Color with details. Set the scene. What was the weather like? How did labor start? How long was your mom in labor? What happened after she gave birth? Consider the five senses. Ask other family and friends who may have some emotional insight into the state of things for your parents during this time. They might remember details that they don’t or won’t share.

Add all the feels. This is where you can process and analyze. What did you learn? What things come up as ah-ha moments for you? Are there themes or emotions that run through the story that help you better understand your family and yourself? What are those things?


Day 2 | How many emotional and mental traits do you share with family members in different generations? What are the traits? How might that inform what you can learn about generations before you?


Day 3 | What inherited emotional traits do you love? How do these traits align with the person you want to be?
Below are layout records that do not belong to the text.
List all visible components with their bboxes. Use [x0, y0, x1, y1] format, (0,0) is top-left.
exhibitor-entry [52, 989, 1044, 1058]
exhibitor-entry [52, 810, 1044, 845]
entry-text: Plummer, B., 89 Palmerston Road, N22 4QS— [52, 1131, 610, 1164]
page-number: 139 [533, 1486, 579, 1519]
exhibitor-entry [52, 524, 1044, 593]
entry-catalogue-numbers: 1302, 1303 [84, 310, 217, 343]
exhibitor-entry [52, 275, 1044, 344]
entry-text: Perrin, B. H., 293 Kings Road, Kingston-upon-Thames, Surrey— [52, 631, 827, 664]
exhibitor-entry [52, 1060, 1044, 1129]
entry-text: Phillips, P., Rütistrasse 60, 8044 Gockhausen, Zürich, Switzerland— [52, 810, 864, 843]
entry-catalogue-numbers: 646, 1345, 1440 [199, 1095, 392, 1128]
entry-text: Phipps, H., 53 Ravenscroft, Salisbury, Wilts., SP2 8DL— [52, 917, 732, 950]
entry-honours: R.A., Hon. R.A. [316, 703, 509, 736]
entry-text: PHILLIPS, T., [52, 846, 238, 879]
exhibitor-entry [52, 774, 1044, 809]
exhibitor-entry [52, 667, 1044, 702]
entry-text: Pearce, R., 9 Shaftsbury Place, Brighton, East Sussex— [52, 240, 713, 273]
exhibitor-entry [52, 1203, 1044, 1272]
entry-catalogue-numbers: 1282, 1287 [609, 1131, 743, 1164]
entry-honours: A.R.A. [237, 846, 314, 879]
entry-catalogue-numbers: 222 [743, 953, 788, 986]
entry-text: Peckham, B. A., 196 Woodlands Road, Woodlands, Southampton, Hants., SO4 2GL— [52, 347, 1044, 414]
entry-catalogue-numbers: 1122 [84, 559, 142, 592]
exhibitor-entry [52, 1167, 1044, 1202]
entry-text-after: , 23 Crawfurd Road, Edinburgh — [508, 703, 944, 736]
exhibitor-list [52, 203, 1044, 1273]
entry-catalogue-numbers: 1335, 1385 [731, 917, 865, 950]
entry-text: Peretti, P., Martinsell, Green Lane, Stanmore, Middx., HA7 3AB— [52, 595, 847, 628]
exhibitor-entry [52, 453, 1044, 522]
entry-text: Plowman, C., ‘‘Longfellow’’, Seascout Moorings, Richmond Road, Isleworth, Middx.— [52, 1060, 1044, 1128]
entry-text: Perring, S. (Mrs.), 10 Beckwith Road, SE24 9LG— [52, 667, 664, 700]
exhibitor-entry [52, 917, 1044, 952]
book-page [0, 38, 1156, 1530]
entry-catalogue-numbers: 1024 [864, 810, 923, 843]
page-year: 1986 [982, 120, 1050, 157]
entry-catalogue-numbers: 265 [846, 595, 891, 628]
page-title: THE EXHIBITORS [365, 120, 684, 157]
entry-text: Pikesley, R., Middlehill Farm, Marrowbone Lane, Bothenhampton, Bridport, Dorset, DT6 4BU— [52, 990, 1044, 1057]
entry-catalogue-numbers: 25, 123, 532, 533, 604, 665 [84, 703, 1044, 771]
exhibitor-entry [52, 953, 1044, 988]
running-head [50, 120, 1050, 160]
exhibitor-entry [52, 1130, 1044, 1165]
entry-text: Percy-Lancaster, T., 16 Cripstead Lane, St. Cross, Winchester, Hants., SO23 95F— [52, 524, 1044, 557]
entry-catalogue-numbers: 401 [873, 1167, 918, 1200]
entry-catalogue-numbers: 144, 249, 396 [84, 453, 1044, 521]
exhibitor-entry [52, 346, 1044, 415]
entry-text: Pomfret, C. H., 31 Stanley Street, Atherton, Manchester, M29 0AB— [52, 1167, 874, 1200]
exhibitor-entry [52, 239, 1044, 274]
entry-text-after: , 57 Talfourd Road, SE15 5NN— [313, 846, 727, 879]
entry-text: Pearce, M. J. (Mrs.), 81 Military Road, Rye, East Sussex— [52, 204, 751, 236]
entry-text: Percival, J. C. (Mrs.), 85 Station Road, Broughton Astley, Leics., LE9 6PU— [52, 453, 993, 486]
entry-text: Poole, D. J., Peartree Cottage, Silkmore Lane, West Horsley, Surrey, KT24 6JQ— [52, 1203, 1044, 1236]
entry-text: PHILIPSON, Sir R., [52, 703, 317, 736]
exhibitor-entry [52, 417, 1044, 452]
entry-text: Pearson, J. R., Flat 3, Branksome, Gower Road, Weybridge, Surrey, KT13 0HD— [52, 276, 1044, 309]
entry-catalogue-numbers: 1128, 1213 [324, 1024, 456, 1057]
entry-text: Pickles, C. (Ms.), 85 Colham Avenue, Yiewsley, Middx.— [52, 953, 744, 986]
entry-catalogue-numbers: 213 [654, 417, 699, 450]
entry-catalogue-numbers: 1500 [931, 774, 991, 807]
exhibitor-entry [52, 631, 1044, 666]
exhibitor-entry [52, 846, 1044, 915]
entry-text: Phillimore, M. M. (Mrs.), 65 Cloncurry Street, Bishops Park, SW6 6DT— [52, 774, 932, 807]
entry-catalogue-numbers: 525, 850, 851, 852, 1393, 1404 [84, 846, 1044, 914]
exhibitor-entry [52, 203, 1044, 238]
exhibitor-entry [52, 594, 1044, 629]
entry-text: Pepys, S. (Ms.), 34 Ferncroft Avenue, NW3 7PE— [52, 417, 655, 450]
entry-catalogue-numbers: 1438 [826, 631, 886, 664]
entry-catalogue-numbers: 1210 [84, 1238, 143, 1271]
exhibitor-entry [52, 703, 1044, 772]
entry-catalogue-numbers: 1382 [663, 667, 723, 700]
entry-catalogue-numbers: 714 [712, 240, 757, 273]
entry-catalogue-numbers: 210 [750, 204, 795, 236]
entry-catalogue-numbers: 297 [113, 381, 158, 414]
What behaviors can you assign to what you’ve uncovered?


Day 4 | What inherited emotional traits do you dislike? Why don’t you like them? How do they misalign with who you want to be? What can you do to support being the person you want to be in spite of these traits? What behaviors can you assign to what you’ve uncovered?
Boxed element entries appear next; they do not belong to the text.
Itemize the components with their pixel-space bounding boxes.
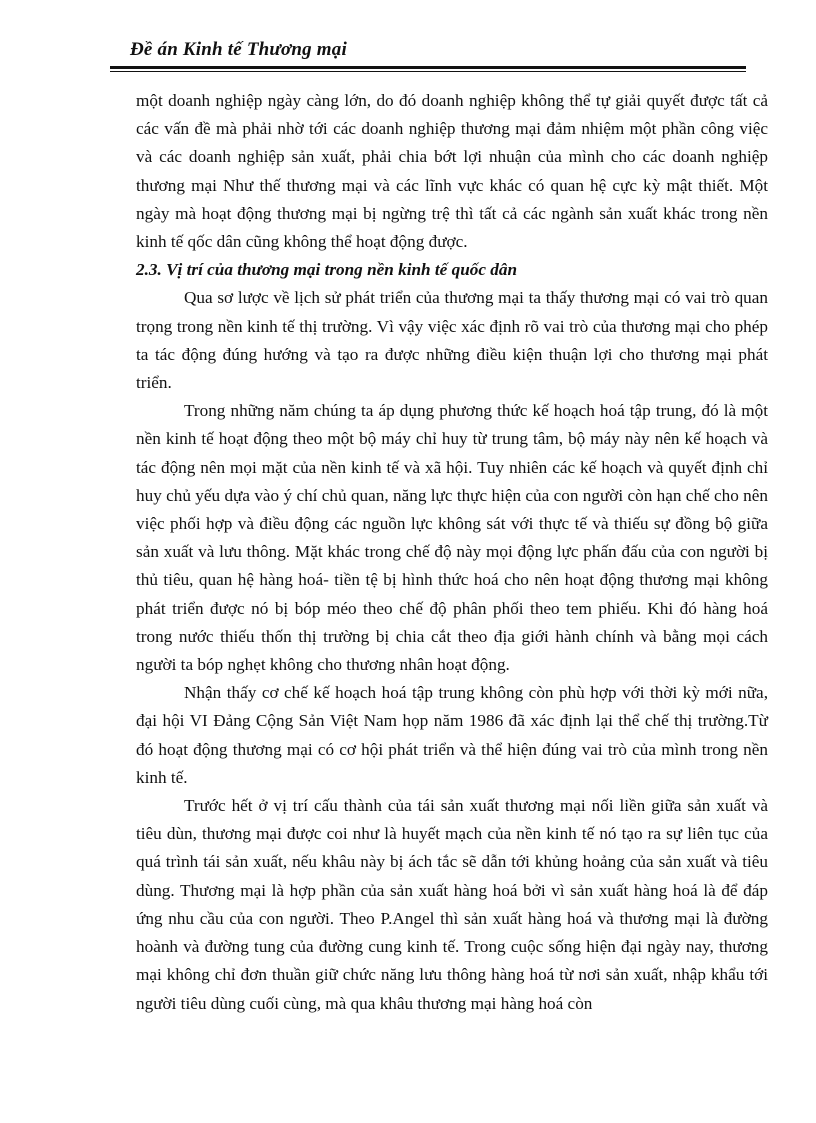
section-heading: 2.3. Vị trí của thương mại trong nền kinh tế quốc dân: [136, 260, 518, 280]
page-header: [110, 22, 746, 72]
paragraph-3: Nhận thấy cơ chế kế hoạch hoá tập trung không còn phù hợp với thời kỳ mới nữa, đại hội VI Đảng Cộng Sản Việt Nam họp năm 1986 đã xác định lại thể chế thị trường.Từ đó hoạt động thương mại có cơ hội phát triển và thể hiện đúng vai trò của mình trong nền kinh tế.: [136, 683, 768, 787]
paragraph-1: Qua sơ lược về lịch sử phát triển của thương mại ta thấy thương mại có vai trò quan trọng trong nền kinh tế thị trường. Vì vậy việc xác định rõ vai trò của thương mại cho phép ta tác động đúng hướng và tạo ra được những điều kiện thuận lợi cho thương mại phát triển.: [136, 288, 768, 393]
paragraph-continuation: một doanh nghiệp ngày càng lớn, do đó doanh nghiệp không thể tự giải quyết được tất cả các vấn đề mà phải nhờ tới các doanh nghiệp thương mại đảm nhiệm một phần công việc và các doanh nghiệp sản xuất, phải chia bớt lợi nhuận của mình cho các doanh nghiệp thương mại Như thế thương mại và các lĩnh vực khác có quan hệ cực kỳ mật thiết. Một ngày mà hoạt động thương mại bị ngừng trệ thì tất cả các ngành sản xuất khác trong nền kinh tế qốc dân cũng không thể hoạt động được.: [136, 91, 768, 252]
document-body: [136, 87, 768, 1018]
header-title: Đề án Kinh tế Thương mại: [130, 39, 347, 60]
header-rule-thick: [110, 66, 746, 69]
header-rule-thin: [110, 71, 746, 72]
paragraph-4: Trước hết ở vị trí cấu thành của tái sản xuất thương mại nối liền giữa sản xuất và tiêu dùn, thương mại được coi như là huyết mạch của nền kinh tế nó tạo ra sự liên tục của quá trình tái sản xuất, nếu khâu này bị ách tắc sẽ dẫn tới khủng hoảng của sản xuất và tiêu dùng. Thương mại là hợp phần của sản xuất hàng hoá bởi vì sản xuất hàng hoá là để đáp ứng nhu cầu của con người. Theo P.Angel thì sản xuất hàng hoá và thương mại là đường hoành và đường tung của đường cung kinh tế. Trong cuộc sống hiện đại ngày nay, thương mại không chỉ đơn thuần giữ chức năng lưu thông hàng hoá từ nơi sản xuất, nhập khẩu tới người tiêu dùng cuối cùng, mà qua khâu thương mại hàng hoá còn: [136, 796, 768, 1013]
paragraph-2: Trong những năm chúng ta áp dụng phương thức kế hoạch hoá tập trung, đó là một nền kinh tế hoạt động theo một bộ máy chỉ huy từ trung tâm, bộ máy này nên kế hoạch và tác động nên mọi mặt của nền kinh tế và xã hội. Tuy nhiên các kế hoạch và quyết định chỉ huy chủ yếu dựa vào ý chí chủ quan, năng lực thực hiện của con người còn hạn chế cho nên việc phối hợp và điều động các nguồn lực không sát với thực tế và thiếu sự đồng bộ giữa sản xuất và lưu thông. Mặt khác trong chế độ này mọi động lực phấn đấu của con người bị thủ tiêu, quan hệ hàng hoá- tiền tệ bị hình thức hoá cho nên hoạt động thương mại không phát triển được nó bị bóp méo theo chế độ phân phối theo tem phiếu. Khi đó hàng hoá trong nước thiếu thốn thị trường bị chia cắt theo địa giới hành chính và bằng mọi cách người ta bóp nghẹt không cho thương nhân hoạt động.: [136, 401, 768, 675]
Day 5 | What did you learn over the past five days that has been beneficial? What new tools did you discover? How did you support yourself through the curious process?

Get Curious.

Get Curious.

What does it mean to Get Curious.?

Getting curious is the process of asking questions to get to the root of the shit! Through the process, you ask a series of questions to unlock answers that will get you unstuck and lean into the soft life, a life of ease and peace. It is an active process that requires you to dig deep to find the root cause of your pain. You continue asking and answering questions until all is well with your soul. This could take days, weeks, months, or years. You commit to finding the answer.

To Get Curious., you must:

  • Give up being right. Do you want to be right or healed? Act accordingly.
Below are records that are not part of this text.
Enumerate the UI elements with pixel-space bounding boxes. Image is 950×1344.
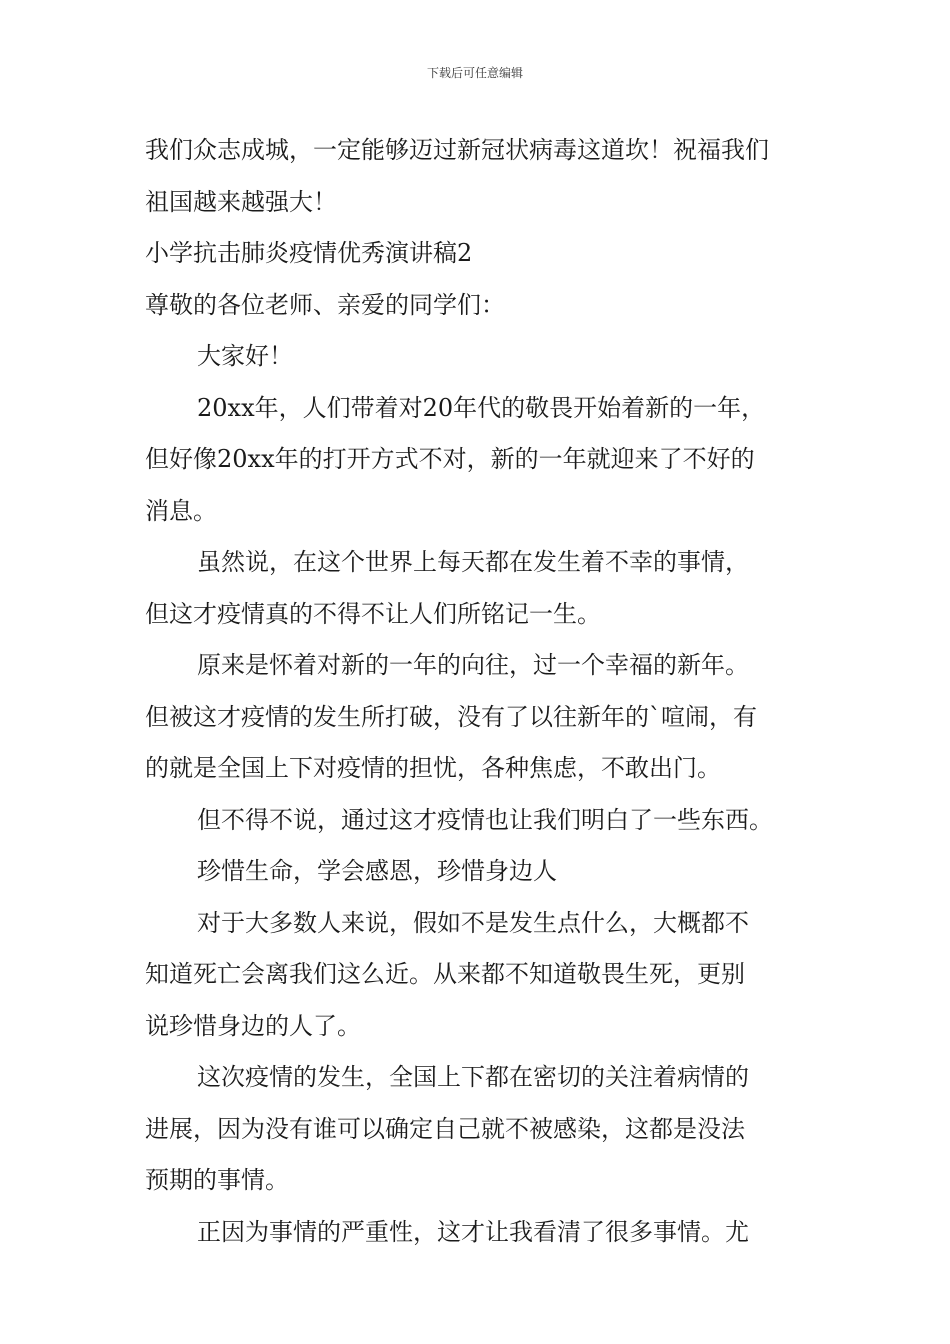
paragraph-line: 但这才疫情真的不得不让人们所铭记一生。 <box>145 599 601 628</box>
salutation: 尊敬的各位老师、亲爱的同学们： <box>145 290 505 319</box>
paragraph-line: 虽然说，在这个世界上每天都在发生着不幸的事情， <box>197 548 749 576</box>
paragraph-line: 的就是全国上下对疫情的担忧，各种焦虑，不敢出门。 <box>145 754 721 782</box>
paragraph-line: 祖国越来越强大！ <box>145 187 337 216</box>
subheading: 珍惜生命，学会感恩，珍惜身边人 <box>197 857 557 885</box>
paragraph-line: 但好像20xx年的打开方式不对，新的一年就迎来了不好的 <box>145 445 755 473</box>
greeting: 大家好！ <box>197 342 293 370</box>
paragraph-line: 我们众志成城，一定能够迈过新冠状病毒这道坎！祝福我们 <box>145 136 769 164</box>
paragraph-line: 但不得不说，通过这才疫情也让我们明白了一些东西。 <box>197 805 773 834</box>
paragraph-line: 原来是怀着对新的一年的向往，过一个幸福的新年。 <box>197 651 749 679</box>
paragraph-line: 正因为事情的严重性，这才让我看清了很多事情。尤 <box>197 1217 749 1246</box>
paragraph-line: 消息。 <box>145 496 217 525</box>
document-body <box>145 125 807 1258</box>
paragraph-line: 预期的事情。 <box>145 1166 289 1194</box>
paragraph-line: 对于大多数人来说，假如不是发生点什么，大概都不 <box>197 908 749 937</box>
paragraph-line: 20xx年，人们带着对20年代的敬畏开始着新的一年， <box>197 393 766 422</box>
paragraph-line: 但被这才疫情的发生所打破，没有了以往新年的`喧闹，有 <box>145 702 757 731</box>
paragraph-line: 知道死亡会离我们这么近。从来都不知道敬畏生死，更别 <box>145 960 745 988</box>
section-title: 小学抗击肺炎疫情优秀演讲稿2 <box>145 239 473 267</box>
page-header-note: 下载后可任意编辑 <box>426 66 523 80</box>
paragraph-line: 说珍惜身边的人了。 <box>145 1011 361 1040</box>
paragraph-line: 进展，因为没有谁可以确定自己就不被感染，这都是没法 <box>145 1114 745 1143</box>
paragraph-line: 这次疫情的发生，全国上下都在密切的关注着病情的 <box>197 1063 749 1091</box>
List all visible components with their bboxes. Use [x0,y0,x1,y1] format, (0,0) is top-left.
  • Feel your feelings. As you explore and get curious, you will find that feeling you’ve tried to suppress, and memories you’ve tried to forget will come up. Your reaction may be painful and full of emotions. Allow yourself to sit in those emotions and feelings. Get curious about where they are coming from and why. These clues and answers will reveal things you need to know to heal. 

  • Take your time and write that shit out. Healing is a journey, not a destination. Use SoulMed’s Journal Challenges to help you. Each challenge features writing prompts. The prompts are meant to be explored. Don’t rush from one prompt to the next. Take your time and fully explore each prompt, the stories associated with answering it, and your current reality as it relates to it.

  • BEA gracious.  We are imperfect people. Healing doesn’t change that. We will fall short. Allow space for failure and use it as a stepping stone to the next level in your healing journey.

  • Practice kaizen. Strive to do one percent better each day.

  • Feel it in your soul, sis. You must feel settled in your soul before you put a question to bed.

  • Ask for a second [third + so forth] opinion. You won’t see everything. Find some mental health accountability partners. These people should know you, and you don’t feel judged by them - no matter what you tell them. Just because they aren’t judging you doesn’t mean they won’t challenge you. Look for them to challenge you and help you consider other possibilities. Be open and honest with them. Treat them like to should treat your relationship with God, yourself, your lawyer, your momma, and your doctor - tell them the absolute truth. Never lie to them.

  • BEA vulnerable.

  • Meditate. Meditation lets you become more aware and more purposeful about your actions. It teaches you how to respond to situations rather than react to them. Meditation requires discipline. Guided meditation, like Dear Black Woman, can support those starting.

  • Listen to music. Inspiration comes from all places. Some of the lyrics from your favorite songs can give you insight into your hidden fears, joys, triggers, and much more. When listening to songs, listen to the lyrics and sit with the feelings that come up. What are they? Why do you think you respond to them in that way? What are they telling you about yourself?